Inspirado nos discípulos de Emaús, clero da Arquidiocese realiza retiro anual

Entre os dias 2 e 6 de fevereiro, a primeira turma do clero da Arquidiocese de Juiz de Fora participa de seu retiro anual, realizado no Centro de Formação de Liderança Cristã (Ceflã). O encontro, que acontece tradicionalmente todos os anos, é um tempo de recolhimento, oração, silêncio e reflexão, voltado ao fortalecimento espiritual dos presbíteros.

Devido ao grande número de padres, o retiro é organizado em duas etapas, sendo a segunda realizada no mês de julho. Nesta primeira turma, cerca de 45 padres participam da experiência, que neste ano é conduzida por Dom Júlio Endi Akamine, Arcebispo de Belém, no Pará (PA).  Segundo o Administrador Apostólico de Juiz de Fora, Dom Gil Antônio Moreira, a escolha do pregador se deu por sua reconhecida espiritualidade e capacidade de conduzir os presbíteros a uma vivência profunda da fé, favorecendo a renovação interior dos sacerdotes.

Dom Gil ressaltou também que o retiro vai além de um momento pessoal do clero, alcançando toda a comunidade. “O retiro do clero não é só do clero, é de toda a Igreja. Os padres estão o ano inteiro servindo nas paróquias, na pastoral, na liturgia e na administração. Quando vêm para o retiro, vêm para fazer uma experiência íntima e profunda com Jesus. É um momento de abastecimento espiritual, para que depois voltem alimentados para exercer o seu ministério”, destacou.

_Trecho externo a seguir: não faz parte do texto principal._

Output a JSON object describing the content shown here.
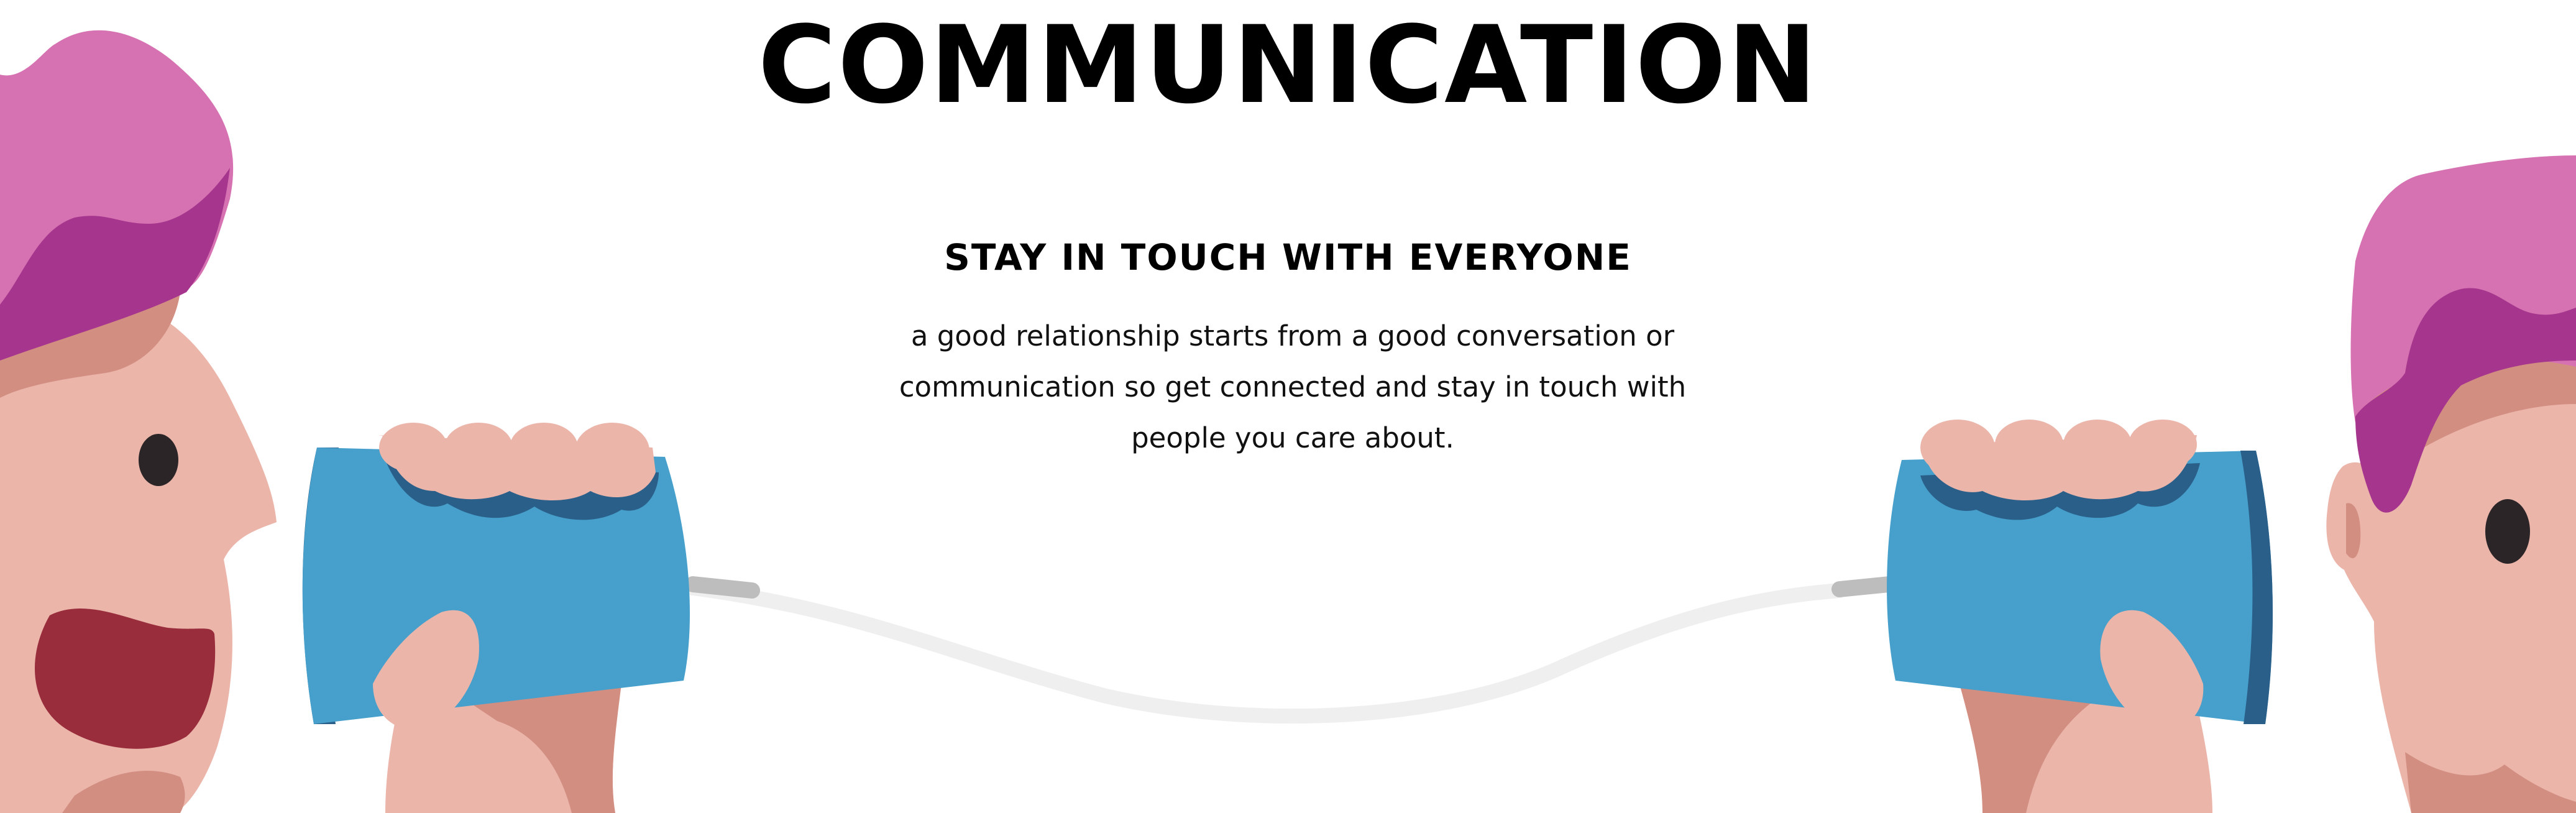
{
  "header": {
    "title": "COMMUNICATION"
  },
  "content": {
    "subtitle": "STAY IN TOUCH WITH EVERYONE",
    "description": "a good relationship starts from a good conversation or communication so get connected and stay in touch with people you care about."
  },
  "palette": {
    "hair_pink": "#d672b2",
    "hair_purple": "#a6368d",
    "skin": "#ebb5aa",
    "skin_shadow": "#d38e82",
    "can_blue": "#46a0cb",
    "can_dark": "#2a5f8a",
    "mouth": "#992d3c",
    "string": "#efefef"
  },
  "illustration": {
    "left_person": "speaking-person-icon",
    "right_person": "listening-person-icon",
    "device": "tin-can-phone-icon"
  }
}
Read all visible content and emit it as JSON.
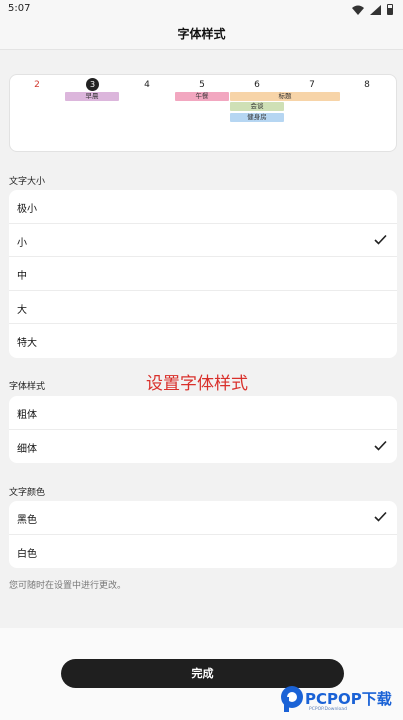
{
  "status_bar": {
    "time": "5:07"
  },
  "header": {
    "title": "字体样式"
  },
  "calendar": {
    "days": [
      "2",
      "3",
      "4",
      "5",
      "6",
      "7",
      "8"
    ],
    "selected_day": "3",
    "events": [
      {
        "label": "早晨",
        "color": "#dcb6dc"
      },
      {
        "label": "午餐",
        "color": "#f2a7c0"
      },
      {
        "label": "标题",
        "color": "#f7d4a8"
      },
      {
        "label": "会谈",
        "color": "#cfe0b6"
      },
      {
        "label": "健身房",
        "color": "#b6d6f2"
      }
    ]
  },
  "font_size": {
    "label": "文字大小",
    "options": [
      "极小",
      "小",
      "中",
      "大",
      "特大"
    ],
    "selected": "小"
  },
  "overlay_title": "设置字体样式",
  "font_style": {
    "label": "字体样式",
    "options": [
      "粗体",
      "细体"
    ],
    "selected": "细体"
  },
  "text_color": {
    "label": "文字颜色",
    "options": [
      "黑色",
      "白色"
    ],
    "selected": "黑色"
  },
  "footnote": "您可随时在设置中进行更改。",
  "done_label": "完成",
  "watermark": {
    "text": "PCPOP下载",
    "sub": "PCPOP.Download"
  }
}
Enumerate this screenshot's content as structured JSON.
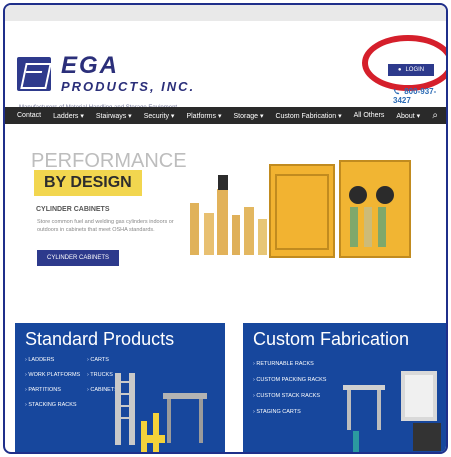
{
  "header": {
    "logo_text_line1": "EGA",
    "logo_text_line2": "PRODUCTS, INC.",
    "tagline": "Manufacturers of Material Handling and Storage Equipment",
    "login_label": "LOGIN",
    "phone": "800-937-3427"
  },
  "nav": {
    "items": [
      "Contact",
      "Ladders ▾",
      "Stairways ▾",
      "Security ▾",
      "Platforms ▾",
      "Storage ▾",
      "Custom Fabrication ▾",
      "All Others",
      "About ▾"
    ]
  },
  "hero": {
    "headline": "PERFORMANCE",
    "highlight": "BY DESIGN",
    "subheading": "CYLINDER CABINETS",
    "description": "Store common fuel and welding gas cylinders indoors or outdoors in cabinets that meet OSHA standards.",
    "cta_label": "CYLINDER CABINETS"
  },
  "standard_products": {
    "title": "Standard Products",
    "items": [
      "LADDERS",
      "CARTS",
      "WORK PLATFORMS",
      "TRUCKS",
      "PARTITIONS",
      "CABINETS",
      "STACKING RACKS"
    ]
  },
  "custom_fabrication": {
    "title": "Custom Fabrication",
    "items": [
      "RETURNABLE RACKS",
      "CUSTOM PACKING RACKS",
      "CUSTOM STACK RACKS",
      "STAGING CARTS"
    ]
  },
  "colors": {
    "brand_blue": "#2d3a8c",
    "nav_bg": "#2a2a2a",
    "panel_blue": "#17479d",
    "highlight_yellow": "#f2d64f",
    "annotation_red": "#d51f2b"
  }
}
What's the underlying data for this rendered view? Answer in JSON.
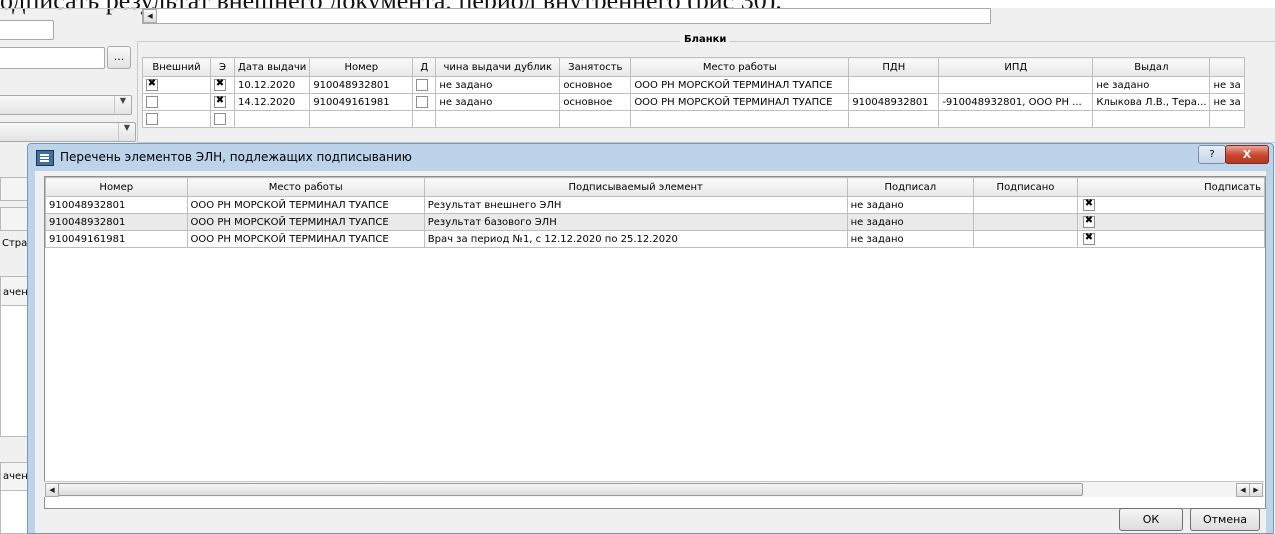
{
  "document": {
    "visible_text": "одписать результат внешнего документа, период внутреннего (рис 30)."
  },
  "background_form": {
    "ellipsis_label": "...",
    "left_fragments": [
      "Стра",
      "ачен",
      "ачен"
    ],
    "blanks_group_title": "Бланки",
    "blanks_table": {
      "columns": [
        "Внешний",
        "Э",
        "Дата выдачи",
        "Номер",
        "Д",
        "чина выдачи дублик",
        "Занятость",
        "Место работы",
        "ПДН",
        "ИПД",
        "Выдал",
        ""
      ],
      "rows": [
        {
          "external": true,
          "e": true,
          "date": "10.12.2020",
          "number": "910048932801",
          "d": false,
          "reason": "не задано",
          "employment": "основное",
          "workplace": "ООО РН МОРСКОЙ ТЕРМИНАЛ ТУАПСЕ",
          "pdn": "",
          "ipd": "",
          "issued_by": "не задано",
          "extra": "не за"
        },
        {
          "external": false,
          "e": true,
          "date": "14.12.2020",
          "number": "910049161981",
          "d": false,
          "reason": "не задано",
          "employment": "основное",
          "workplace": "ООО РН МОРСКОЙ ТЕРМИНАЛ ТУАПСЕ",
          "pdn": "910048932801",
          "ipd": "-910048932801, ООО РН ...",
          "issued_by": "Клыкова Л.В., Тера...",
          "extra": "не за"
        },
        {
          "external": false,
          "e": false,
          "date": "",
          "number": "",
          "d": false,
          "reason": "",
          "employment": "",
          "workplace": "",
          "pdn": "",
          "ipd": "",
          "issued_by": "",
          "extra": ""
        }
      ]
    }
  },
  "dialog": {
    "title": "Перечень элементов ЭЛН, подлежащих подписыванию",
    "help_label": "?",
    "close_label": "X",
    "columns": [
      "Номер",
      "Место работы",
      "Подписываемый элемент",
      "Подписал",
      "Подписано",
      "Подписать"
    ],
    "rows": [
      {
        "number": "910048932801",
        "workplace": "ООО РН МОРСКОЙ ТЕРМИНАЛ ТУАПСЕ",
        "element": "Результат внешнего ЭЛН",
        "signed_by": "не задано",
        "signed": "",
        "sign": true
      },
      {
        "number": "910048932801",
        "workplace": "ООО РН МОРСКОЙ ТЕРМИНАЛ ТУАПСЕ",
        "element": "Результат базового ЭЛН",
        "signed_by": "не задано",
        "signed": "",
        "sign": true
      },
      {
        "number": "910049161981",
        "workplace": "ООО РН МОРСКОЙ ТЕРМИНАЛ ТУАПСЕ",
        "element": "Врач за период №1, с 12.12.2020 по 25.12.2020",
        "signed_by": "не задано",
        "signed": "",
        "sign": true
      }
    ],
    "ok_label": "ОК",
    "cancel_label": "Отмена"
  }
}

Conduzindo o retiro, Dom Júlio explicou que o itinerário espiritual proposto parte do episódio dos discípulos de Emaús, após a ressurreição de Jesus. A partir deste relato bíblico, o pregador percorre diversos textos do Antigo Testamento, como as narrativas de Abraão, Jó, Jonas, Jeremias, o livro de Eclesiastes, os Salmos e o Cântico dos Cânticos.

“O objetivo não é transmitir novidades teológicas, mas permitir que esses textos tão conhecidos aqueçam novamente o coração. Assim como os discípulos disseram: ‘Não ardia o nosso coração quando Ele nos explicava as Escrituras?’, o retiro busca justamente reacender essa experiência interior”, explicou Dom Júlio.

Para o Arcebispo, o retiro é marcado por dois pilares fundamentais: silêncio e oração. “Antes de falar aos outros, precisamos aprender a ouvir. O silêncio interior e exterior nos coloca diante de Deus, num espaço habitado pela oração, onde somos chamados a escutar aquilo que o Senhor deseja nos dizer”, concluiu Dom Júlio.

Entre os participantes, o sentimento é de gratidão e profundidade espiritual. Para o Pe. Paulo César Rodrigues Junior, Administrador Paroquial da Paróquia Santíssima Trindade em Descoberto (MG), o retiro é um tempo essencial de encontro com Deus e com os irmãos. “São dias de aprofundamento espiritual e também de convivência fraterna, algo muito necessário para nós. O tema do retiro, inspirado no caminho dos discípulos de Emaús, nos ajuda a pedir ao Senhor que permaneça conosco em meio aos desafios da vida sacerdotal”, afirmou.

Segundo o sacerdote, “o retiro reforça a certeza de que a vocação é uma resposta diária, marcada pela fidelidade, pela oração e pelo encontro constante com Deus, especialmente diante das dificuldades do ministério”.

Já o Pe. Welington Nascimento, Pároco da Paróquia Divino Espírito Santo, em Juiz de Fora, destacou o caráter de silêncio e discernimento vivido neste período, especialmente em um momento de transições na Arquidiocese. “O retiro é um tempo propício para nos prepararmos para a Quaresma e a Páscoa, mas também para compreender as mudanças e novidades que estamos vivendo na nossa Igreja. Rezamos não apenas por nós, mas por todo o povo de Deus que caminha conosco nas paróquias”, disse.

Para Dom Gil, o retiro toca o núcleo da identidade sacerdotal. “O padre não vale apenas por aquilo que ele faz, ele vale muito mais por aquilo que ele é. E para ser, ele precisa ter uma intimidade muito grande e profunda com Jesus. É isso que acontece no retiro”, afirmou, ressaltando que a eficácia do ministério nasce a partir da vida interior e da relação pessoal com Deus.